Twitter is an indispensable source of live commentary and news. We know that, the site’s fervent users know that, and media agencies know that. The task for news outlets looking to harness the platform’s deluge of data, however, has always been how best to find breaking events as they occur. Plenty of journalists track the site manually or by using third-party analytics software, but would an automated system be able to do the job more efficiently?
That’s the question Reuters set out to answer two years ago when it began work on its news-surfacing algorithm. Last week, it unveiled its custom tool, dubbed the “Reuters News Tracer” to NiemanLab and the Columbia Journalism Review.
The news agency claims its software is capable of identifying breaking news events on Twitter while initial reports are still coming in. The process begins with detection, which sees the algorithm bunch relevant tweets into events, allowing it to generate metadata regarding the story’s topic. Tweets that contain the words “explosion” and “bomb,” for example, could be categorized together as denoting a potential terrorist attack.
After detection comes the problematic task of verification. With fake stories currently posing a problem for social media sites, such as Facebook, authenticity is of the utmost importance for a news publisher.
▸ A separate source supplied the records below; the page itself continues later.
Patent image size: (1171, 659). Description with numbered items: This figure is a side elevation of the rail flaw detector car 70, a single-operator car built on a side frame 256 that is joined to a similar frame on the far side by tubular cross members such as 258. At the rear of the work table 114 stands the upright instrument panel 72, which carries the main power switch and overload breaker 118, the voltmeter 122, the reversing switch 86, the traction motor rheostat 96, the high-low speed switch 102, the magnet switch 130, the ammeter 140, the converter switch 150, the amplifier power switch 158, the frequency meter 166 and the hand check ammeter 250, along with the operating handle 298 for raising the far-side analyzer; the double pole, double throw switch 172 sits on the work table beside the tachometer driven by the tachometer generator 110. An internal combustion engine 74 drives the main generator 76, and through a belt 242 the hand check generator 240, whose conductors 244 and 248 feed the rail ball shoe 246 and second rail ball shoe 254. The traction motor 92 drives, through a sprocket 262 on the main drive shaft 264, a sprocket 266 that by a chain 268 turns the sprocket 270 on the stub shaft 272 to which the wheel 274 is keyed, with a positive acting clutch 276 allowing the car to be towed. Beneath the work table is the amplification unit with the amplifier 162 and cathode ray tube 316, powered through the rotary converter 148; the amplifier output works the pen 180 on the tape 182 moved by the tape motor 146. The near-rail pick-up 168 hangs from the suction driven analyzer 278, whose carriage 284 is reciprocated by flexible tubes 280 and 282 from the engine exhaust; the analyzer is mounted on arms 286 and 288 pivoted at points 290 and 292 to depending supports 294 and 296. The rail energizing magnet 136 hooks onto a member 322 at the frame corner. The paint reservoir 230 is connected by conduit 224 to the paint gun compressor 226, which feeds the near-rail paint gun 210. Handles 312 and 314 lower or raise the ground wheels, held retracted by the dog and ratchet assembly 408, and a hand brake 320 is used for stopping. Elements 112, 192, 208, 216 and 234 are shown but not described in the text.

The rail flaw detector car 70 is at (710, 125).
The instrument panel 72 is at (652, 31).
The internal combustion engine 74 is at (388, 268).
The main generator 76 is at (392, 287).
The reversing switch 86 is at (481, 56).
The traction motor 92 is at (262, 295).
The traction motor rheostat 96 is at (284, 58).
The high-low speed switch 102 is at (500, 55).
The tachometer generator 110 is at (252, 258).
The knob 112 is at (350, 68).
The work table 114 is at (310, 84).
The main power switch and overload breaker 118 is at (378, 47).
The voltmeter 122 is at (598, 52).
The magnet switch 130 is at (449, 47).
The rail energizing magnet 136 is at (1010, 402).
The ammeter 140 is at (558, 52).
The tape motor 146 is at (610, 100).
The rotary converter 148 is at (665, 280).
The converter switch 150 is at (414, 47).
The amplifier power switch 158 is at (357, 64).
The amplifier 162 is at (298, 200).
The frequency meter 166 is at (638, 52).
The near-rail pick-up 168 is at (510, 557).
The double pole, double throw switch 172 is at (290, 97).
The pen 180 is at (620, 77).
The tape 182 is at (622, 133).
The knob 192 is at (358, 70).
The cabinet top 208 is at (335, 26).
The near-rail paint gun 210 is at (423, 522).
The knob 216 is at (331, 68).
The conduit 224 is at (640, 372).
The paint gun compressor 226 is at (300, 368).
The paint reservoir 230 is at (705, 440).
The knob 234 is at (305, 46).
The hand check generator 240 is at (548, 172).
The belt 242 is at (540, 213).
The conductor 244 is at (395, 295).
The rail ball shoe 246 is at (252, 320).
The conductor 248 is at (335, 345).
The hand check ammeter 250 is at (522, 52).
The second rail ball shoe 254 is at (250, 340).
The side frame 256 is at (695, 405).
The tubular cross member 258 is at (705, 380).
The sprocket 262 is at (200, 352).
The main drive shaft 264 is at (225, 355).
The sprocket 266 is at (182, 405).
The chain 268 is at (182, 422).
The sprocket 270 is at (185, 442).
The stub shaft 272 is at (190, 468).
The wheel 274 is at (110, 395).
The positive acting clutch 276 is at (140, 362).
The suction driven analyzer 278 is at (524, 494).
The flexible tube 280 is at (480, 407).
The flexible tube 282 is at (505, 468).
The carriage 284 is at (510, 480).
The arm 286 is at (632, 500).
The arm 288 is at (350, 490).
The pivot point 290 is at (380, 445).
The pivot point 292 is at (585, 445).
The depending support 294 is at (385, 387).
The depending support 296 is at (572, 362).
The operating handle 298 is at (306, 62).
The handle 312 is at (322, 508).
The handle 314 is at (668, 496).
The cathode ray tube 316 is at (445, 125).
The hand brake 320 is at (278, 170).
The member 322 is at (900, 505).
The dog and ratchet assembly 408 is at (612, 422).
According to Reuters, its biggest (and most important) challenge when developing the algorithm was figuring out what events were newsworthy and not spam. In order to do this, its system assigns a verification score to tweets based on 40 factors, including whether the report is from a verified account, how many followers the account has, whether the tweets contain links and images, and the structure of the tweets themselves. “Amazingly enough, a tweet that is entirely in capital letters is less likely to be true,” Reg Chua, Reuters’ executive editor of data and innovation, told NiemanLab.
If the tweets assigned under an event reach a certain combined score, Reuters claims it has the assurance it requires in order to tweet and report on the issue. The score will then change as more reporters begin covering the story, with some events decreasing and others increasing in value.
According to Chua, the tool has helped Reuters to cover the news faster. For example, the agency received a 15-minute head start on a news alert regarding the Chelsea bombing in New York in October. It also helps Reuters to cover “witnessable events” in places where it may not have a physical presence.
“With the proliferation of smartphones and social media, it means that there are lot more witnesses to a lot more events,” said Chua. “We can’t be at everything. Our tool helps shift some of the burden of witnessing and lets journalists do much more of the high value-added work.”